The project, backed by the nonprofit Health Care 4 All PA, also aided the Pennsylvania Health Access Network, an advocacy group that promotes the ACA. "We've shared their [Healthy Artists] stories to keep generating awareness," says PHAN's Erin Ninehouser. Healthy Artists inspired filmmaker Michael Moore to invite Sokolow to blog on his web site. And this past February, The New York Times ran an article about the Healthy Artists poster exhibition at ModernFormations Gallery.

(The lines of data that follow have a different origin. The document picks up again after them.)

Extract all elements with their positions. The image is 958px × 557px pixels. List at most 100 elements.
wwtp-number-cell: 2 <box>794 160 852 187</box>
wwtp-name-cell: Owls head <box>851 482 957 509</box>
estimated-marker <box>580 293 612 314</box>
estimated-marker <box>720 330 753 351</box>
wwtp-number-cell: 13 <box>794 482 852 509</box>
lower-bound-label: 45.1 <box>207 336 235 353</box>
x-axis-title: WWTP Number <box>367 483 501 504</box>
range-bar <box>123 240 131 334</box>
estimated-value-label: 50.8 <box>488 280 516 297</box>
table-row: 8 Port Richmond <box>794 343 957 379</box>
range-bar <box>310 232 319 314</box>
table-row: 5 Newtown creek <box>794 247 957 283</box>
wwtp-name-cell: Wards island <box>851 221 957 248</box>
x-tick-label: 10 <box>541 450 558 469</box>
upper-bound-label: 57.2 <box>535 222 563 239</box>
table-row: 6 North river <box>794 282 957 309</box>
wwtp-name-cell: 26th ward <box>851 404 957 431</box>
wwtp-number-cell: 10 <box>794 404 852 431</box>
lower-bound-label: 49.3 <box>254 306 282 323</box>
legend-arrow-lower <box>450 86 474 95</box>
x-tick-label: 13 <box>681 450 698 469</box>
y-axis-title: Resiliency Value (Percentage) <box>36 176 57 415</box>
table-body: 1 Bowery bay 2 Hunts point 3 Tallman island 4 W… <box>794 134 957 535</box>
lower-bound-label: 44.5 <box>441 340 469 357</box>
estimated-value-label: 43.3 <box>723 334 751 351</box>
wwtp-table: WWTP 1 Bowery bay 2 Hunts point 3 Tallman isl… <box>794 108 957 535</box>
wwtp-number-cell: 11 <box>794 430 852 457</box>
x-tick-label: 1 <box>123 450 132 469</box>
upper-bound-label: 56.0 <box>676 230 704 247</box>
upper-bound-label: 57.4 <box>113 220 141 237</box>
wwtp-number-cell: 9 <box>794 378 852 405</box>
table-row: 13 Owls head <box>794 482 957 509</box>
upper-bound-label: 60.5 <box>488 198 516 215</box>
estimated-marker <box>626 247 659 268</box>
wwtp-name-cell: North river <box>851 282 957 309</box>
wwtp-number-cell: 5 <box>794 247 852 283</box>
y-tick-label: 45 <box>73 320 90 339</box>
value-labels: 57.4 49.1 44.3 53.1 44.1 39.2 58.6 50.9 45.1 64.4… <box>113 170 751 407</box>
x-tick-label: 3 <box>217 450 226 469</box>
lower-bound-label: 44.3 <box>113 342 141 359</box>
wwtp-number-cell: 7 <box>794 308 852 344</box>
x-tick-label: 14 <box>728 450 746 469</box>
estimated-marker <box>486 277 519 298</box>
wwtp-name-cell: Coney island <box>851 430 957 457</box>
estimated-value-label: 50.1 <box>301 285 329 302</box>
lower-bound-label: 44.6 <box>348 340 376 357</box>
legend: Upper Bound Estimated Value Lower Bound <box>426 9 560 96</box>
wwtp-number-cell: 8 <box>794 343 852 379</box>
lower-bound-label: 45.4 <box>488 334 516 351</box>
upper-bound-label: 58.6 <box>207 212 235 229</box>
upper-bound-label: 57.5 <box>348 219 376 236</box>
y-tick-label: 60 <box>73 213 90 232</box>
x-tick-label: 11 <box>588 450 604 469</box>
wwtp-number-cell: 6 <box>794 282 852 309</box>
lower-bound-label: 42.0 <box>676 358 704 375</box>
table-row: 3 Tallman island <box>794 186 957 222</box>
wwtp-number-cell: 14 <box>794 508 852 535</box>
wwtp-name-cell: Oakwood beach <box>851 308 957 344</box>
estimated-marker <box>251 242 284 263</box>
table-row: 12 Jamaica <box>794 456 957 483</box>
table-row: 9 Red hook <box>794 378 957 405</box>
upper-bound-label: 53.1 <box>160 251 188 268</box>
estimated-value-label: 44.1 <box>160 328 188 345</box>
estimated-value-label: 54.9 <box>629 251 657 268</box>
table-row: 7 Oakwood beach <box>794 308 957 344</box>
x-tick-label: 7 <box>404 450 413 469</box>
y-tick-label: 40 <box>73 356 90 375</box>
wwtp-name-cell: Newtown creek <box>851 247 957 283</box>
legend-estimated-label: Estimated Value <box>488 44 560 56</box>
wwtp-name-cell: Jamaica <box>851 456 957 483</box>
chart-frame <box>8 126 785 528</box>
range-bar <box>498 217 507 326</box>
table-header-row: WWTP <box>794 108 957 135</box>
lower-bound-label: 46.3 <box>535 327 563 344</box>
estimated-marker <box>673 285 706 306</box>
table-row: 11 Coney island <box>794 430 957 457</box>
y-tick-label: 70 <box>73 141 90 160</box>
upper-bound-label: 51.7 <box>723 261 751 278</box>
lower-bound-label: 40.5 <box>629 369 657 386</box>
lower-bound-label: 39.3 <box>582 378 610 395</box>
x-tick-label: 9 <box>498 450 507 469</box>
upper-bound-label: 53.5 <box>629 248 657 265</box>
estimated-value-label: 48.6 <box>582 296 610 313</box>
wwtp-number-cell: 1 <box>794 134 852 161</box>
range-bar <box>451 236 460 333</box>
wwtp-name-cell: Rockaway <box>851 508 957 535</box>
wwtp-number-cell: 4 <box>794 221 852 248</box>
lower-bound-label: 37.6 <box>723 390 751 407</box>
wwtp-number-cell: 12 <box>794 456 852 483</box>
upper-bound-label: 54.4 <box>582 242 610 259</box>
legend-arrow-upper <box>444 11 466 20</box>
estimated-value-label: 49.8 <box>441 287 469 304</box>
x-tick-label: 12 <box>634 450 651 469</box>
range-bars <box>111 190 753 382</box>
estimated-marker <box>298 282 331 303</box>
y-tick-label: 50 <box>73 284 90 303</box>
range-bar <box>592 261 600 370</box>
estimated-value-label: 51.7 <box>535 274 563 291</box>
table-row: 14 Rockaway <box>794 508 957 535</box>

While that exhibit and article capped phase one of Healthy Artists, Sokolow continues pursuing the bigger goal of single-payer health care. Meanwhile, despite its infamously botched rollout last fall, the ACA's online health-insurance marketplace has been a balm for local artists, including Felice.

Take Daniel McCloskey, the comics artist who runs the Lawrenceville-based Cyberpunk Apocalypse writers' project. After a face-plant bicycle accident last fall cost McCloskey three teeth, and left him with large unpaid hospital bills, Sokolow wrote about the uninsured artist on Moore's website. The attention helped McCloskey, 27, exceed the Kickstarter goal for his latest comics project and pay down the bills.

Financially, McCloskey says, he caught a break when Allegheny General Hospital noted his low income and waived his non-dental bill: The price of one night in the hospital had exceeded his annual income of well under $20,000. McCloskey also patronized a reduced-cost AGH dental program staffed by oral-sugery trainees. (His titanium screws are in, the new teeth to come.) Had McCloskey been stuck with full-freight bills, he says, he could have lost his house, where he's hosted residencies for some 40 writers and comics artists, and countless readings and other literary events.

Unfortunately, McCloskey didn't acquire health insurance until after his accident. Having it now "makes me feel more secure," he says. With ACA subsidies, he pays just $26 on a monthly premium of $160. "I don't know that I would have been able to have insurance at all without subsidies," he says.

In Pennsylvania, 30 percent of those who've signed up for private health insurance under the ACA were between 18 and 34 — the age of many artists struggling to launch their careers. But some Healthy Artists profile subjects are coping in other ways. Laurie Trok's main health issue is an autoimmune disease that had always ruled out affordable insurance. But while the ACA prohibits discrimination on the basis of pre-existing conditions, Trok, whose skills including jewelry-making and papercut art, hasn't signed up. Instead, she says, she visits the East End Community Health Center, which charges on a sliding scale.

Trok, 31, wants health insurance; trouble is, she doesn't know exactly what her income is. That's a common problem for all sorts of freelancers, whose income typically derives from multiple sources and can vary wildly year to year.

Such coverage gaps — as with folks who earn too much to qualify for Medicaid but too little to afford private insurance — are why for Sokolow, the ACA is merely "a step in the right direction." She backs universal, single-payer coverage, a la Canada.

That seems a long way off in the U.S. But Sokolow notes that Vermont has its own single-payer plan, set to take effect in 2017. In February, she blogged for Salon about Jon Stewart's advocacy for single-payer, and she believes a lot of millennials favor single-payer, too.

Sokolow has also expanded her focus beyond artists. In May, her video about a UPMC employee who fasted to protest the low wages paid by the health-care giant was featured on the Huffington Post. And she's allied with activist groups like Make It Our UPMC and Fight Back Pittsburgh.

"Health care," she says, "is a human right. No one should be left behind."